According to information from a former technical director for the National Security Agency, the agency may be a far more significant player in patching the fraying digital fabric that secures our lives than has previously been understood.
(TNS) -- A retired technical director for the National Security Agency, Richard George, says that the NSA regularly disclosed more than a thousand software and hardware bugs a year to companies.
That may make the agency a far more significant player in patching the fraying digital fabric that secures our lives than has previously been understood.
George’s comments come as the technology industry and the government grapple with the question of how intelligence agencies and law enforcement disclose bugs they discover.
Last month, the FBI said that it could not release the technical details of the hacking tool it used to break into an iPhone used by San Bernardino shooter Syed Rizwan Farook.
And suspicions remain about whether intelligence agencies withhold bugs so they can use them in offensive cyberattacks — like the Stuxnet worm unleashed against Iran’s nuclear program in 2010.
From the 1990s until his retirement from the NSA in 2011, George said, he was responsible for disclosing serious bugs to private companies.
“I imagine everybody had a similar process to the one that we had at NSA,” he said. Regulations required a review board, he explained: “Anybody who finds a vulnerability in a product has to report it to that board, so that we can figure out how we are going to address it.”
George said that in disclosing a problem, the NSA had to provide detailed information to the company whose software or hardware was affected.

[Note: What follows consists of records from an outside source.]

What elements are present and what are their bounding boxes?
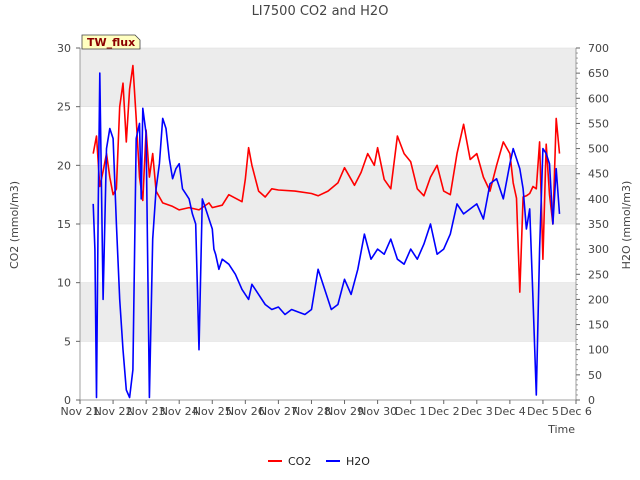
y-right-tick-label: 600 — [588, 92, 609, 105]
y-right-tick-label: 500 — [588, 143, 609, 156]
x-tick-label: Dec 5 — [527, 405, 559, 418]
y-left-tick-label: 30 — [57, 42, 71, 55]
x-tick-label: Nov 28 — [292, 405, 331, 418]
y-right-tick-label: 200 — [588, 293, 609, 306]
right-axis: 0 50 100 150 200 250 300 350 400 450 500 550 600 650 7… — [576, 42, 609, 407]
x-tick-label: Nov 23 — [127, 405, 166, 418]
grid-band — [80, 282, 576, 342]
y-left-tick-label: 15 — [57, 218, 71, 231]
y-right-tick-label: 450 — [588, 168, 609, 181]
x-tick-label: Nov 24 — [160, 405, 199, 418]
x-tick-label: Nov 30 — [358, 405, 397, 418]
y-right-tick-label: 250 — [588, 268, 609, 281]
y-right-tick-label: 300 — [588, 243, 609, 256]
y-axis-right-label: H2O (mmol/m3) — [620, 181, 633, 270]
flux-badge: TW_flux — [81, 34, 141, 50]
y-left-tick-label: 20 — [57, 159, 71, 172]
y-right-tick-label: 650 — [588, 67, 609, 80]
x-axis-label: Time — [547, 423, 575, 436]
y-right-tick-label: 150 — [588, 319, 609, 332]
y-right-tick-label: 400 — [588, 193, 609, 206]
badge-shape — [81, 34, 141, 50]
badge-label: TW_flux — [87, 36, 135, 49]
y-right-tick-label: 100 — [588, 344, 609, 357]
grid-band — [80, 48, 576, 107]
y-right-tick-label: 0 — [588, 394, 595, 407]
x-tick-label: Dec 1 — [395, 405, 427, 418]
series-layer — [92, 64, 561, 399]
x-tick-label: Nov 25 — [193, 405, 232, 418]
x-tick-label: Nov 22 — [94, 405, 133, 418]
legend-h2o-label: H2O — [346, 455, 370, 468]
x-tick-label: Dec 2 — [428, 405, 460, 418]
y-axis-left-label: CO2 (mmol/m3) — [8, 181, 21, 269]
x-tick-label: Dec 4 — [494, 405, 526, 418]
y-right-tick-label: 50 — [588, 369, 602, 382]
legend: CO2 H2O — [268, 455, 370, 468]
y-right-tick-label: 350 — [588, 218, 609, 231]
x-tick-label: Nov 29 — [325, 405, 364, 418]
x-tick-label: Nov 26 — [226, 405, 265, 418]
series-line-h2o — [92, 72, 561, 399]
y-right-tick-label: 550 — [588, 117, 609, 130]
x-tick-label: Dec 6 — [560, 405, 592, 418]
y-right-tick-label: 700 — [588, 42, 609, 55]
y-left-tick-label: 25 — [57, 101, 71, 114]
chart-title: LI7500 CO2 and H2O — [252, 4, 389, 19]
x-tick-label: Nov 21 — [61, 405, 100, 418]
x-tick-label: Dec 3 — [461, 405, 493, 418]
y-left-tick-label: 0 — [64, 394, 71, 407]
left-axis: 0 5 10 15 20 25 30 — [57, 42, 80, 407]
x-tick-label: Nov 27 — [259, 405, 298, 418]
y-left-tick-label: 5 — [64, 335, 71, 348]
y-left-tick-label: 10 — [57, 277, 71, 290]
legend-co2-label: CO2 — [288, 455, 311, 468]
series-line-co2 — [92, 64, 561, 293]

“You can’t just say, ‘You have a problem here,’” he said. “You’ve got to convince them that there is a problem. (You) really have to have details about what the problem is.”
Recently, the government has worked on a multiagency information-sharing program, which partially declassified documents have revealed is called the Vulnerabilities Equities Process.
Here’s what is known about this process, based on documents released through Freedom of Information Act requests:
In 2008, the government convened a working group to help make plans for such a system, and two years later, it internally published a policy statement that outlined how the vulnerabilities program should work.
In 2014, after the discovery of the Heartbleed bug in commonly used Web software raised questions about the effectiveness of government bug disclosure, the process became “reinvigorated,” wrote White House cybersecurity policy coordinator Michael Daniel in a blog post. (Daniel didn’t name the then-secret program, but last month, Reuters wrote that he was commenting on what we now know as the Vulnerabilities Equities Process.)
The National Security Agency originally oversaw the bug-disclosure program, but it now appears that the National Security Council has taken on that role, said Andrew Crocker, a staff attorney at the Electronic Frontier Foundation.
In April, the FBI reportedly told Apple about separate issues involving iPhone and Mac software, according to Reuters, which suggests that bugs are, in fact, making it through the process.
The NSA is known for using undisclosed vulnerabilities. For instance, Stuxnet, a digital weapon developed by the U.S. and Israel, reportedly employed several previously unknown vulnerabilities to launch attacks against Iran’s uranium enrichment program.
Those may be more the exception than the rule. In October, the NSA said it discloses roughly 9 out of every 10 flaws that it discovers.
George said that in the roughly 15 years he spent in charge of reviewing bugs at the NSA, the only times a vulnerability wasn’t disclosed was when the agency couldn’t find the company involved, because it had shuttered, or the NSA couldn’t provide enough information to be of any real help.
There were about 300 incidents a year, he said. Each contained about three to seven software or hardware issues, “probably about 1,500 a year — that’s a pretty rough estimate, but not off by a large factor.”
That number is staggering, said Brian Martin, the director of vulnerability intelligence at Risk Based Security.
For comparison, he said, Google’s Project Zero, a team of security researchers searching for new exploits, reported a little less than a third of that amount last year.
“You’re saying the NSA is claiming to have found three times more than Project Zero — which, sure, it’s not beyond possibility — but that means that their budget and their resources that they are putting towards finding vulnerabilities is considerable,” Martin said.
The NSA, Martin said, has been given little if any credit for the flaws it does find.
The reason for that is simple, said George. Companies see no benefit in revealing the source of a bug discovery — especially when it’s the government.
“They don’t tell anybody that they got it from us ... (because) a lot of companies don’t want foreign governments knowing that they are getting intelligence from us,” he said.
Still, George said, he understands why there is mistrust of both the intelligence community and law enforcement when it comes to bug disclosure.
“I tend to think that you mistrust anything that you don’t know about,” said George, now the senior adviser for cybersecurity at Johns Hopkins. “So that’s the problem.”